Have you ever wondered how great it would feel to have your mortgage paid off? Most of us dream of the day we can say, “We’re debt-free!”, but very few of us can picture this happening before we reach that age where candles dominate the cake!
The great news is that it is possible to slash and burn your mortgage and do it in a time frame that’s not so far away that it seems impossible to comprehend!
Here are five tips to say goodbye to your home loan faster…
If you’ve decided that getting rid of your mortgage as quickly as possible is a priority for you, it’s important to make sure your partner is also feeling the same way.
At the end of the day, if you have a joint-finance arrangement (and we strongly suggest you do, purely from an optimal money management perspective), then it’s vital you and your partner are both clear you’re working towards the same goals.
This means there should never be any “financial infidelity” going on and honest spending habits need to be identified from the get-go. If you’re adamant on having separate “spending money”, it’s in your financial best interest to split your seven-day float (see third tip) and keep everything else jointly linked.
Set up a 100 per cent transactional offset account linked to your mortgage to reduce the amount of interest you’re charged on your home loan repayments.
The savings you can make by doing this – as opposed to just pouring all of your money directly into your mortgage – is enormous, and you will be able to pay down the principal faster while maintaining your access to cash flow.
Basically, you want to send all of your income here, and from inside this account, you can organise direct debits and other automatic payments.
Arrange to automatically transfer a weekly allowance – a.k.a. a seven-day float – to cover your day-to-day living costs from your offset account into a direct debit account. This is the total amount of money you will have to spend each week on living and lifestyle costs, such as groceries for that week, your daily “must have” coffee or any takeaway food or activities that you’ve decided you’re comfortable regularly spending your money on.

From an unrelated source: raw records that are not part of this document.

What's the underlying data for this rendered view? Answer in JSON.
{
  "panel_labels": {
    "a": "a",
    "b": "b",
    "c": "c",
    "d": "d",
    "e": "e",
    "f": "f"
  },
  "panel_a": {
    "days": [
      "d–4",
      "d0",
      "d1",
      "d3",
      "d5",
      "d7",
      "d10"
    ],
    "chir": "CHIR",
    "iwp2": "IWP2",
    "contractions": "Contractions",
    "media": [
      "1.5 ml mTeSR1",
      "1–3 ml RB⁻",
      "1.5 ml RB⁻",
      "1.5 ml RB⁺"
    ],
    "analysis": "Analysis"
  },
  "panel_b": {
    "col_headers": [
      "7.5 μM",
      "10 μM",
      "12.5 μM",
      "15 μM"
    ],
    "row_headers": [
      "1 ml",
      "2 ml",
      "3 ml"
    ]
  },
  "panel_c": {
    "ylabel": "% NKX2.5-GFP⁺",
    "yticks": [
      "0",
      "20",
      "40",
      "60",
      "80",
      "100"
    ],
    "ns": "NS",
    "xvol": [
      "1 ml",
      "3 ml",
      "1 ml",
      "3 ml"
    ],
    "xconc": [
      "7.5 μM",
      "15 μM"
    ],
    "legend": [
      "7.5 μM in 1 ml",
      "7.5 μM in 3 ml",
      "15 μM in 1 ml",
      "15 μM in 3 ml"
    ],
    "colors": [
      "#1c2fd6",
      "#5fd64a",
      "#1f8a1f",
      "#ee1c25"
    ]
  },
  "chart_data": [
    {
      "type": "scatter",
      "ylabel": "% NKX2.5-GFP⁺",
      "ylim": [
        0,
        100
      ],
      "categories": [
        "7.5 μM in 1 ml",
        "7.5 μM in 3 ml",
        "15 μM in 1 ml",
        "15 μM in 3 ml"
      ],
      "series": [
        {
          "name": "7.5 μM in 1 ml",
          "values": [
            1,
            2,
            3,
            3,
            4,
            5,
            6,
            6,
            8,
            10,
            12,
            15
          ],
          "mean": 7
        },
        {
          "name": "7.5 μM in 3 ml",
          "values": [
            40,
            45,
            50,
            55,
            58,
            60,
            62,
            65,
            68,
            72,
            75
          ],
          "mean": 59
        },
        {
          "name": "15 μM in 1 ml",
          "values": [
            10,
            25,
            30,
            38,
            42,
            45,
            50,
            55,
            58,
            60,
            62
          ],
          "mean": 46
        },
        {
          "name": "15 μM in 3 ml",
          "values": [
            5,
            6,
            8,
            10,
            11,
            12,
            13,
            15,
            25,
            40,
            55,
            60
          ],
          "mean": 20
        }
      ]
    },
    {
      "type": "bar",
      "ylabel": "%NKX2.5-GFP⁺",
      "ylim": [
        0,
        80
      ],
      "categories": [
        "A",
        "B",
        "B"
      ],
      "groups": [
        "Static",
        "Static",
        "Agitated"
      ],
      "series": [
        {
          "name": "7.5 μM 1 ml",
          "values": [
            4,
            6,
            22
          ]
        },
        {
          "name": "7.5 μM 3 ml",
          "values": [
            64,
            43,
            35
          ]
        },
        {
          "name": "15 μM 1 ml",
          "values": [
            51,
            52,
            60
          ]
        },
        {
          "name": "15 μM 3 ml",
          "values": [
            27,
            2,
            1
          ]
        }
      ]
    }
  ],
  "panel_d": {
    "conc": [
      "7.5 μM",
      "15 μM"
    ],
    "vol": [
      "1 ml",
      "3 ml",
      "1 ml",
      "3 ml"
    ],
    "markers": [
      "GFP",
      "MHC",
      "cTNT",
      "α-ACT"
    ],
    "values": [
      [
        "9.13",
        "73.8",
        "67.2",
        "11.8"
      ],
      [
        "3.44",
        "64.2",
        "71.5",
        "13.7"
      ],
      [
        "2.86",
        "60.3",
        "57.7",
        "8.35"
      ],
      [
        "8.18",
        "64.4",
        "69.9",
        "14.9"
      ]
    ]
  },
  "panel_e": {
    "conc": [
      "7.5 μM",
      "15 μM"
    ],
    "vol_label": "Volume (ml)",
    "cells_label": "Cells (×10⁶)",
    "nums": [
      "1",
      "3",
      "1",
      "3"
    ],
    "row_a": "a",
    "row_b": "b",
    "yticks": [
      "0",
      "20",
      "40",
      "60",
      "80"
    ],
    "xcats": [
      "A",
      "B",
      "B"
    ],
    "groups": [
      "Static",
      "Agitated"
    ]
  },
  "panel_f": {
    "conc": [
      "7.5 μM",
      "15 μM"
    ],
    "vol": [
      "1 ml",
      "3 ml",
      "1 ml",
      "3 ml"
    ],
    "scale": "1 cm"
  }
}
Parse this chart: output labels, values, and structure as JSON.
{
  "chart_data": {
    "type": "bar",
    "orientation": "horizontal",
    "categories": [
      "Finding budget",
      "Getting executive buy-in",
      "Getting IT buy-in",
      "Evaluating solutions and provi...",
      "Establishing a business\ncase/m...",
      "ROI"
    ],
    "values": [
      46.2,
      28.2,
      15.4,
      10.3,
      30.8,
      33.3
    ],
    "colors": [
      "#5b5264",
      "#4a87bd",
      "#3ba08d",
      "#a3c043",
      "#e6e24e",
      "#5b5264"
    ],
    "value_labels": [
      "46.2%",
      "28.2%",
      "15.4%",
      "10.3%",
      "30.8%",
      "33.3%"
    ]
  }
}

This encourages a “make it last” mindset, so once this apportioned amount is gone, it’s gone until your next seven-day float pay day.

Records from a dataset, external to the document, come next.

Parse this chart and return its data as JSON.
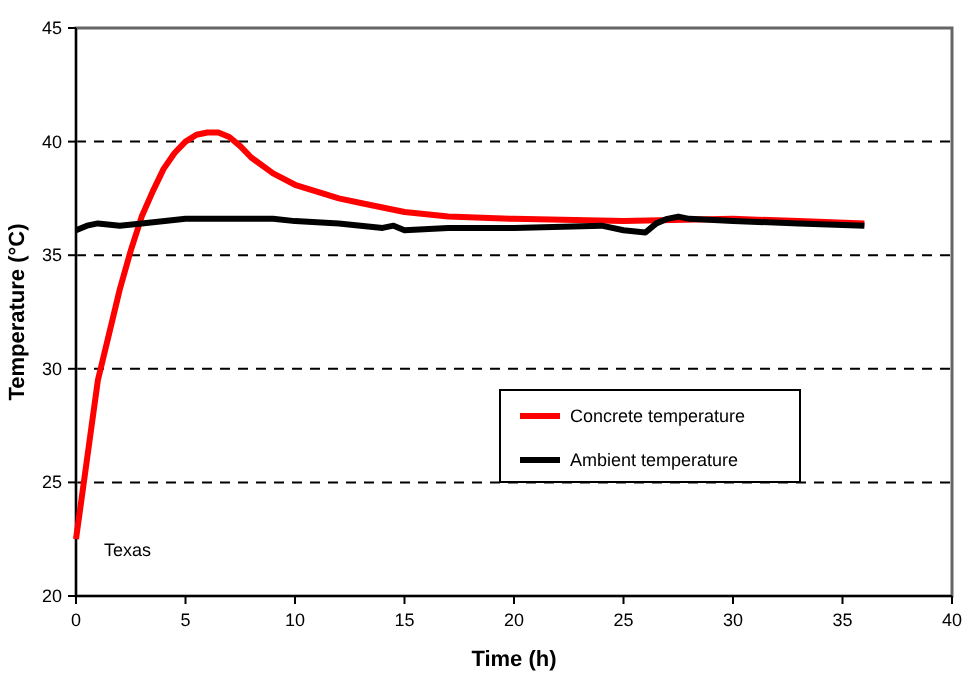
{
  "chart_data": {
    "type": "line",
    "xlabel": "Time (h)",
    "ylabel": "Temperature (°C)",
    "xlim": [
      0,
      40
    ],
    "xticks": [
      0,
      5,
      10,
      15,
      20,
      25,
      30,
      35,
      40
    ],
    "ylim": [
      20,
      45
    ],
    "yticks": [
      20,
      25,
      30,
      35,
      40,
      45
    ],
    "grid": "y",
    "legend": "right",
    "annotations": [
      "Texas"
    ],
    "series": [
      {
        "name": "Concrete temperature",
        "color": "#ff0000",
        "x": [
          0,
          0.5,
          1,
          1.5,
          2,
          2.5,
          3,
          3.5,
          4,
          4.5,
          5,
          5.5,
          6,
          6.5,
          7,
          7.5,
          8,
          9,
          10,
          11,
          12,
          13,
          14,
          15,
          16,
          17,
          20,
          25,
          30,
          33,
          36
        ],
        "values": [
          22.5,
          26,
          29.5,
          31.5,
          33.5,
          35.2,
          36.7,
          37.8,
          38.8,
          39.5,
          40,
          40.3,
          40.4,
          40.4,
          40.2,
          39.8,
          39.3,
          38.6,
          38.1,
          37.8,
          37.5,
          37.3,
          37.1,
          36.9,
          36.8,
          36.7,
          36.6,
          36.5,
          36.6,
          36.5,
          36.4
        ]
      },
      {
        "name": "Ambient temperature",
        "color": "#000000",
        "x": [
          0,
          0.5,
          1,
          2,
          3,
          5,
          7,
          9,
          10,
          12,
          14,
          14.5,
          15,
          17,
          20,
          24,
          25,
          26,
          26.5,
          27,
          27.5,
          28,
          30,
          33,
          36
        ],
        "values": [
          36.1,
          36.3,
          36.4,
          36.3,
          36.4,
          36.6,
          36.6,
          36.6,
          36.5,
          36.4,
          36.2,
          36.3,
          36.1,
          36.2,
          36.2,
          36.3,
          36.1,
          36.0,
          36.4,
          36.6,
          36.7,
          36.6,
          36.5,
          36.4,
          36.3
        ]
      }
    ]
  }
}
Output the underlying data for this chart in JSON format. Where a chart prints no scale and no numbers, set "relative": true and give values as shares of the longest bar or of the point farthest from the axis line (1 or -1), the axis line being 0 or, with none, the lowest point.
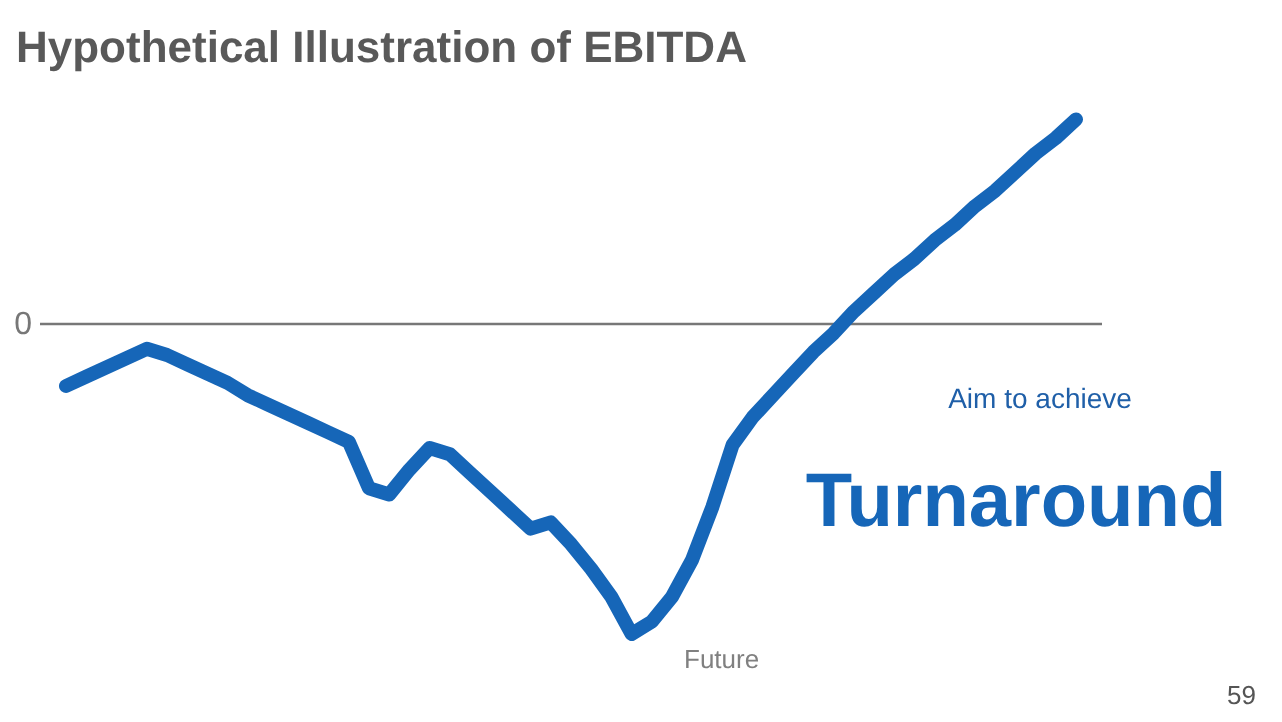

A handy hint here: Thursday, or the day you do the weekly grocery shop, is a good day to pay yourself your “spending money” as you will have money for the upcoming weekend and a fully stocked kitchen, so if you’re running low on funds after a big weekend, you know that you won’t go hungry that week.
Close out or consolidate your debts to reduce your monthly expenses. This should result in a greater monthly surplus, which can go towards the mortgage in your offset account.
Classic examples here are high-interest credit cards and short-term personal loans such as car loans with really high monthly repayments.
Also, it’s a good idea to speak to a mortgage broker to work out if the current home loan you have is actually the best option to achieve your main goal.
If you’re willing to get a second or third job, you can throw this extra money at your mortgage. Feel free to think outside the box here.
For example, if you already drive to work, maybe you could consider turning this time into an opportunity to drive for Uber as well. This way, you’ll actually get paid for your travel time, and it shouldn’t become too much of an inconvenience if you stick to passengers going in the same direction as you.
Ultimately, it is possible to pay off your mortgage sooner by implementing these simple suggestions, but it does rely on you obeying the number one foundational principle of money management: don’t spend more than you earn.
Sounds like common sense, right? Sadly, in reality it’s not that common.